According to the Huffington post, the upstate New York suburb of Rye is experiencing a problem with coyotes getting too close for comfort.
Two young girls in Rye have been attacked by coyotes in the past month, and police have been given permission to shoot coyotes on sight — and also kill coyotes who have been trapped. Authorities are urging parents to keep their children indoors in the evenings and to keep an extra close eye on kids they allow to play outside.
The most feasible explanation is simply that the coyotes have become so used to being around humans, scrounging for food and not being shot at, that they are no longer afraid of people. As a result, they have become more and more brazen, exhibiting behaviors such as attacking children.
But the natural human pattern is to continuously expand our territory. We constantly turn wild areas into rural human areas, and then into suburban human areas, and finally into urban human areas. We as a species spread over every inch of the planet and there comes a time when wildlife can’t retreat anymore and animals start to encroach back. We see this with many different species, as we try to claim more and more wild areas — humans clash with bears, wolves, and all other manner of animals. We think of ourselves as the superior species on the planet and we expect that the land exists for us to live on and every other species better make way for our arrival.

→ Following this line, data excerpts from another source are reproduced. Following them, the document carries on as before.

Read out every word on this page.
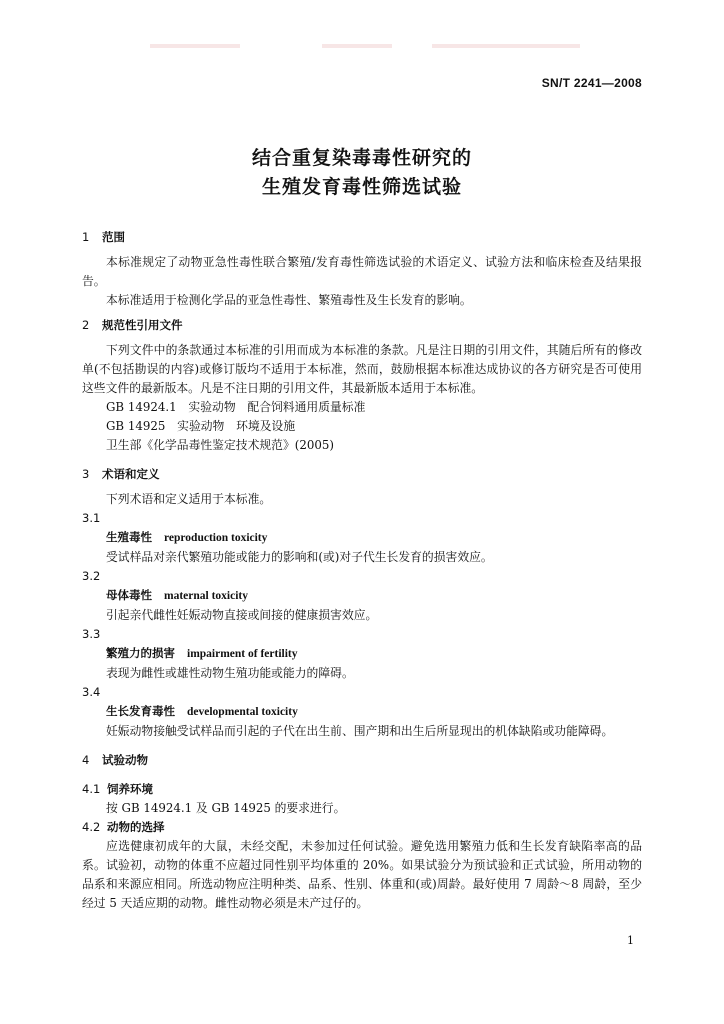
SN/T 2241—2008
结合重复染毒毒性研究的
生殖发育毒性筛选试验

1 范围

本标准规定了动物亚急性毒性联合繁殖/发育毒性筛选试验的术语定义、试验方法和临床检查及结果报告。

本标准适用于检测化学品的亚急性毒性、繁殖毒性及生长发育的影响。

2 规范性引用文件

下列文件中的条款通过本标准的引用而成为本标准的条款。凡是注日期的引用文件，其随后所有的修改单(不包括勘误的内容)或修订版均不适用于本标准，然而，鼓励根据本标准达成协议的各方研究是否可使用这些文件的最新版本。凡是不注日期的引用文件，其最新版本适用于本标准。

GB 14924.1　实验动物　配合饲料通用质量标准

GB 14925　实验动物　环境及设施

卫生部《化学品毒性鉴定技术规范》(2005)

3 术语和定义

下列术语和定义适用于本标准。

3.1

生殖毒性 reproduction toxicity

受试样品对亲代繁殖功能或能力的影响和(或)对子代生长发育的损害效应。

3.2

母体毒性 maternal toxicity

引起亲代雌性妊娠动物直接或间接的健康损害效应。

3.3

繁殖力的损害 impairment of fertility

表现为雌性或雄性动物生殖功能或能力的障碍。

3.4

生长发育毒性 developmental toxicity

妊娠动物接触受试样品而引起的子代在出生前、围产期和出生后所显现出的机体缺陷或功能障碍。

4 试验动物

4.1 饲养环境

按 GB 14924.1 及 GB 14925 的要求进行。

4.2 动物的选择

应选健康初成年的大鼠，未经交配，未参加过任何试验。避免选用繁殖力低和生长发育缺陷率高的品系。试验初，动物的体重不应超过同性别平均体重的 20%。如果试验分为预试验和正式试验，所用动物的品系和来源应相同。所选动物应注明种类、品系、性别、体重和(或)周龄。最好使用 7 周龄～8 周龄，至少经过 5 天适应期的动物。雌性动物必须是未产过仔的。

1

Obviously I’m not at all happy to see children attacked by coyotes, but humans need to stop acting like we are the only species on the planet. These kinds of attacks are symptoms of a larger problem: we can’t seem to check our own expansion voluntarily. I can’t back the vilification of coyotes when human beings are destroying and paving more and more animal habitats by the day. We are not innocent here.
Wild animals are wild animals, and you can neither blame them nor vilify them for doing what wild animals do. Humans have been on the offensive for a long time in the battle for territory. Once in a while an animal is going to bite back.